After the notorious Grief ransomware group added the National Rifle Association to its public list of victims, messages of the breach was reportedly amplified by a network of fake Twitter accounts. While it's still unclear if the network is connected to Grief, experts worry it could mark the beginning of information campaigns being added to the ransomware arsenal.
Ransomware actors often use a collection of stressors to squeeze every dime of profit out of their work. Beyond encrypting files, actors encourage victims to pay ransoms by threatening to leak files and launching simultaneous DDoS attacks. Last week, the Conti group started selling victim data rather than merely posting it, to monetize even the breaches where ransoms were not paid. And it isn't out of the ordinary for ransomware groups to try to embarrass companies into paying by contacting the media or a victim's clients.
"The amount of money they're making off of these negotiations and settlements is astounding," said Tom Richards, co-founder and chief strategy officer of Groupsense, a security firm with a prominent ransom negotiation practice. "So why wouldn't they, as entrepreneurs, invest a few thousands more for an amplification campaign, which is going to probably get picked up by the media, but also spread faster than the media stories might do to motivate their victim into paying?" News of the fake Twitter accounts was by the Daily Beast.
Information operations, which is a tactic often referenced in the military that includes the dissemination of propaganda in pursuit of a competitive advantage, would offer a new mechanism for that embarrassment — something Richards said can be effective. He has seen third-party attention force victims to scramble to make deals just to get it to stop.
There may be reasons that this kind of approach would not be broadly used. Attention and labor are limited resources that ransomware actors need to ration out.
"I'm not sure how often they can use this sort of strategy; for every client definitely," said Maria Gershuni, global intelligence analyst at Flashpoint. "I think this might be for something high profile. Creating and maintaining networks does seem rather labor intensive."

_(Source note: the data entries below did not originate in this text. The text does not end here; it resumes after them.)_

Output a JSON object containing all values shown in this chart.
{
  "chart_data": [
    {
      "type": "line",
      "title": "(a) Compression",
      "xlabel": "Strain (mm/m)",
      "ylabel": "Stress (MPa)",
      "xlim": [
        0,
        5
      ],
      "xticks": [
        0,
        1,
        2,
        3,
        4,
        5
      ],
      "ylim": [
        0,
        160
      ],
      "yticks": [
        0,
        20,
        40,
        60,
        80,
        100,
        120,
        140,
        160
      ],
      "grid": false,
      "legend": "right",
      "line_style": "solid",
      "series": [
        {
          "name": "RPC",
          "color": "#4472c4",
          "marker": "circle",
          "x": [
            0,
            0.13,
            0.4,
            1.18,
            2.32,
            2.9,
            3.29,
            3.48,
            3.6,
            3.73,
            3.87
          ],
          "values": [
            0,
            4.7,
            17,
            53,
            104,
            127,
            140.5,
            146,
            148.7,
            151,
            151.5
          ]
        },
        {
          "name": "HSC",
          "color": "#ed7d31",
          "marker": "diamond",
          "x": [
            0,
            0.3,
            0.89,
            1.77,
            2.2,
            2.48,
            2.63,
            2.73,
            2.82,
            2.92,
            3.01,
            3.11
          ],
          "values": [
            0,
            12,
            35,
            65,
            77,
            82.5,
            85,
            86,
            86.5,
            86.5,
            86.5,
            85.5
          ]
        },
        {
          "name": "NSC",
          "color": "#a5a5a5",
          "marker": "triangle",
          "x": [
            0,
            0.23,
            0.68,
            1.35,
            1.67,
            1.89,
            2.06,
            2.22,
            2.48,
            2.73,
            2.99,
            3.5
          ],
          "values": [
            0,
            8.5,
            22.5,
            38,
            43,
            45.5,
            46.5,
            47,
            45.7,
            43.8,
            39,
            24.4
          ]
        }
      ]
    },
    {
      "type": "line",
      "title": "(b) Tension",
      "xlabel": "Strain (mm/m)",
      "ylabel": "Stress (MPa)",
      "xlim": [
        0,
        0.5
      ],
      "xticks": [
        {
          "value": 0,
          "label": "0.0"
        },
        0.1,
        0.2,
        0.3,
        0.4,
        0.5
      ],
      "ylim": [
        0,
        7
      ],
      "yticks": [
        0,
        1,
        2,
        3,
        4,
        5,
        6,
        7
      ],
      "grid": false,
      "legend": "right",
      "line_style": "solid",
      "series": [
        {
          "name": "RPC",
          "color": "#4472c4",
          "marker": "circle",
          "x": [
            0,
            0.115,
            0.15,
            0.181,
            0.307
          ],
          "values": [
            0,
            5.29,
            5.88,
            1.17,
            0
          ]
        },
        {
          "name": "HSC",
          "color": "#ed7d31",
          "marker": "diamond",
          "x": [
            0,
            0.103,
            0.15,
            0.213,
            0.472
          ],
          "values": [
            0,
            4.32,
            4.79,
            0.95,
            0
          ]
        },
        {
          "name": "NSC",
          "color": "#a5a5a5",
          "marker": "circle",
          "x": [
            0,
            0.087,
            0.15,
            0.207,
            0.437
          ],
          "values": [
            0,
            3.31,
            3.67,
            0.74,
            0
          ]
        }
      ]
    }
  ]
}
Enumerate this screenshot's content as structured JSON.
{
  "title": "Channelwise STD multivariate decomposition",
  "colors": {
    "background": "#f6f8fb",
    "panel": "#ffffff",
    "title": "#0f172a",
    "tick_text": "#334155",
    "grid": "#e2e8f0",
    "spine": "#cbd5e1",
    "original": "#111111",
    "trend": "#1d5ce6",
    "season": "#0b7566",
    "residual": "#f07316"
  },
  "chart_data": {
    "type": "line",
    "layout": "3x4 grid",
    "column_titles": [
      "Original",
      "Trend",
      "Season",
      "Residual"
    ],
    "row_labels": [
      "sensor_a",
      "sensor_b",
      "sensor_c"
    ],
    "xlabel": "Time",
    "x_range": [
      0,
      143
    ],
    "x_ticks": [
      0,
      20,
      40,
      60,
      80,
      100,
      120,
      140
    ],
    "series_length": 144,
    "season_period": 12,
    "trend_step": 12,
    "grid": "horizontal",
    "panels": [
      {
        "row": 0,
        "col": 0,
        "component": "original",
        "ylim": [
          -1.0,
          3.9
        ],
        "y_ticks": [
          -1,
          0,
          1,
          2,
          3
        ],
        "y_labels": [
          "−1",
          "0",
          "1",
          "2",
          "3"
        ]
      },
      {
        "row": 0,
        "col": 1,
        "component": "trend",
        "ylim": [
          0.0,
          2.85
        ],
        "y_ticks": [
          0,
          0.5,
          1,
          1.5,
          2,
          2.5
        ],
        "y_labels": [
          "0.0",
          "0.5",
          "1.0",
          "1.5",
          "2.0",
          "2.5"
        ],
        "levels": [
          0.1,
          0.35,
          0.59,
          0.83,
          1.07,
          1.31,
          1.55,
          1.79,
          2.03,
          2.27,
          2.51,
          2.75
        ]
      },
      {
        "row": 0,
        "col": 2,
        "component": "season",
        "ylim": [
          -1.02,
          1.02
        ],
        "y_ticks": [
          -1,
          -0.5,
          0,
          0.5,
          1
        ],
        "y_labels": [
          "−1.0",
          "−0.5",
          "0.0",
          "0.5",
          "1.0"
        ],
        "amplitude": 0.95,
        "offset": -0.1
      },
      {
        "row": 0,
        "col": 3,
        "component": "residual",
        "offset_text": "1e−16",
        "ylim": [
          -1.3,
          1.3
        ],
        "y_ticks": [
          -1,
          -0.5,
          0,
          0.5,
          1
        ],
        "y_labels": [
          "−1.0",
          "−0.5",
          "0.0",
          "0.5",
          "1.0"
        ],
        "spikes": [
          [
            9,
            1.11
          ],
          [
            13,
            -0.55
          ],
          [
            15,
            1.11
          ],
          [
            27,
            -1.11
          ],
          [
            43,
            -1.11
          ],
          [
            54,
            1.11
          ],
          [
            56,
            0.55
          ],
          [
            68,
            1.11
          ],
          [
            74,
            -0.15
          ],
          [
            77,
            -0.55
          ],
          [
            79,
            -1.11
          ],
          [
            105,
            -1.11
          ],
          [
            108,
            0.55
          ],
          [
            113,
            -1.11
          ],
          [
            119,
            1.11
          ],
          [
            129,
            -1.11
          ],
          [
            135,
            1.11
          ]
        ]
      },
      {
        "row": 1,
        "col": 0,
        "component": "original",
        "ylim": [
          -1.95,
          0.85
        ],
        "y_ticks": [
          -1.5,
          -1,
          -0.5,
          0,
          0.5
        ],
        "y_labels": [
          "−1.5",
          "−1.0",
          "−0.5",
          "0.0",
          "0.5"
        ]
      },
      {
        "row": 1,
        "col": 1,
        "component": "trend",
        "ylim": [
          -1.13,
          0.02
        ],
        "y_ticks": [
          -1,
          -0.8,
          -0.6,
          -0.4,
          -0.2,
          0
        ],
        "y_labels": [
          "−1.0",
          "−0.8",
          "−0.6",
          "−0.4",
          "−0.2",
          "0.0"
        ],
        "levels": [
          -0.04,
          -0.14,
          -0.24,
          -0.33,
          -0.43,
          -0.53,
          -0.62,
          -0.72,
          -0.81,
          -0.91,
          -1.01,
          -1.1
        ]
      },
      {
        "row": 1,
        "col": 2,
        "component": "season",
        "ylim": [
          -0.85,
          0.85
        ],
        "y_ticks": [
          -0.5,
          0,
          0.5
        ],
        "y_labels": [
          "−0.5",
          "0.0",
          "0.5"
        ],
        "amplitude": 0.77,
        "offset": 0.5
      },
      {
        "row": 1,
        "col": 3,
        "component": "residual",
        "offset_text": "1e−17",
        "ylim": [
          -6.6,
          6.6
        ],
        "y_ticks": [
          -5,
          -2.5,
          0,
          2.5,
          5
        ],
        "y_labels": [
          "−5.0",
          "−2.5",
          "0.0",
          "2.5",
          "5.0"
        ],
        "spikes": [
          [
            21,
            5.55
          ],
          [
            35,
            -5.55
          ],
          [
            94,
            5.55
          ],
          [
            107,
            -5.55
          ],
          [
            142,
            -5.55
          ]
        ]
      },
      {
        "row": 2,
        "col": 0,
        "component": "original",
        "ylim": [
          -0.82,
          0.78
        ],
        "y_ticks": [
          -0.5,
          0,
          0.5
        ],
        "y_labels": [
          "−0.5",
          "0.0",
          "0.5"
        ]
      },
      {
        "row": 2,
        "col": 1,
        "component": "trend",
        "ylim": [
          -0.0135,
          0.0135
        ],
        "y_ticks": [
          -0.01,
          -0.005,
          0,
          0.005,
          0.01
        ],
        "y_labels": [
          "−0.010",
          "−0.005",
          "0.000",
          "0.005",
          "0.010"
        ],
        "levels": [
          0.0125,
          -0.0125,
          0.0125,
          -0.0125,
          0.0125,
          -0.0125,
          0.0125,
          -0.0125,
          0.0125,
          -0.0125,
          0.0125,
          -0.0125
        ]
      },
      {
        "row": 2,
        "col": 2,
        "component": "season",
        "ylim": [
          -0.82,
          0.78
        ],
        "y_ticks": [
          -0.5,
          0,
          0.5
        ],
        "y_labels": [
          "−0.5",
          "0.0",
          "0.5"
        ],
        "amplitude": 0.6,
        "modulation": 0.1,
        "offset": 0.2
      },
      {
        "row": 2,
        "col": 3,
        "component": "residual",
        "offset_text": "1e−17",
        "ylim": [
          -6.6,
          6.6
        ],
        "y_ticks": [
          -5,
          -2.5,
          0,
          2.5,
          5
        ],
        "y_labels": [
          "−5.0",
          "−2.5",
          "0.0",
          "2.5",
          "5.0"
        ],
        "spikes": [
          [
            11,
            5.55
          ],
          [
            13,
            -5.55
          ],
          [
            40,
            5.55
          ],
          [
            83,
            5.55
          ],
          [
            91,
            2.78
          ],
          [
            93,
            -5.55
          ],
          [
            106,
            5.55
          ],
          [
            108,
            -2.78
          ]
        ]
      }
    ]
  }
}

A lot goes into making fake Twitter accounts seem lifelike. The better the grift, the more time it takes.
The Daily Beast reported that many of the accounts were not created with much realism in mind. Many still had the default image as profile picture or had no followers outside the network. No one has attributed the Twitter accounts to any nation or group, though some had tweeted about prior Grief announcements in the past. The accounts have since been taken down.
The NRA case adds an additional wrinkle: There may be sanction implications dealing with the group Grief. Grief is an offshoot of the DoppelPaymer ransomware group that evolved from EvilCorp, said Gershuni. EvilCorp is sanctioned for connections with the Russian government, including for ransom payments.
"The fact that the NRA's ransomware event is being amplified, I think, will motivate the NRA, and that is very likely the intent for the grief group. But I don't know whether or not grief realizes it might actually complicate things for the NRA significantly," said Richards.
Grief's connection to EvilCorp has created a lot of speculation about what the NRA will do. Not paying the ransom could mean the leak of the organization's most tightly held secrets. Paying the ransom would violate sanctions, and it would be readily apparent if Grief's did not leak the files.
If the NRA did pay, they would be counting on Grief not to indefinitely extort them for violating sanctions. Richards said that might be a good bet. Ransomware is a reputation-based business, and actors might have more to lose in the long run by crossing the NRA. For entrenched groups, moving on might be in their best interest.
"Ransomware groups are kind of like chain restaurants. They're all about turnover. You sit down, they've got it mastered. You know that you're getting your drink in 42 seconds and you're being asked if you'd like it after one bite. Ransomware groups, too — All about turnover and just cashing in," said Richards.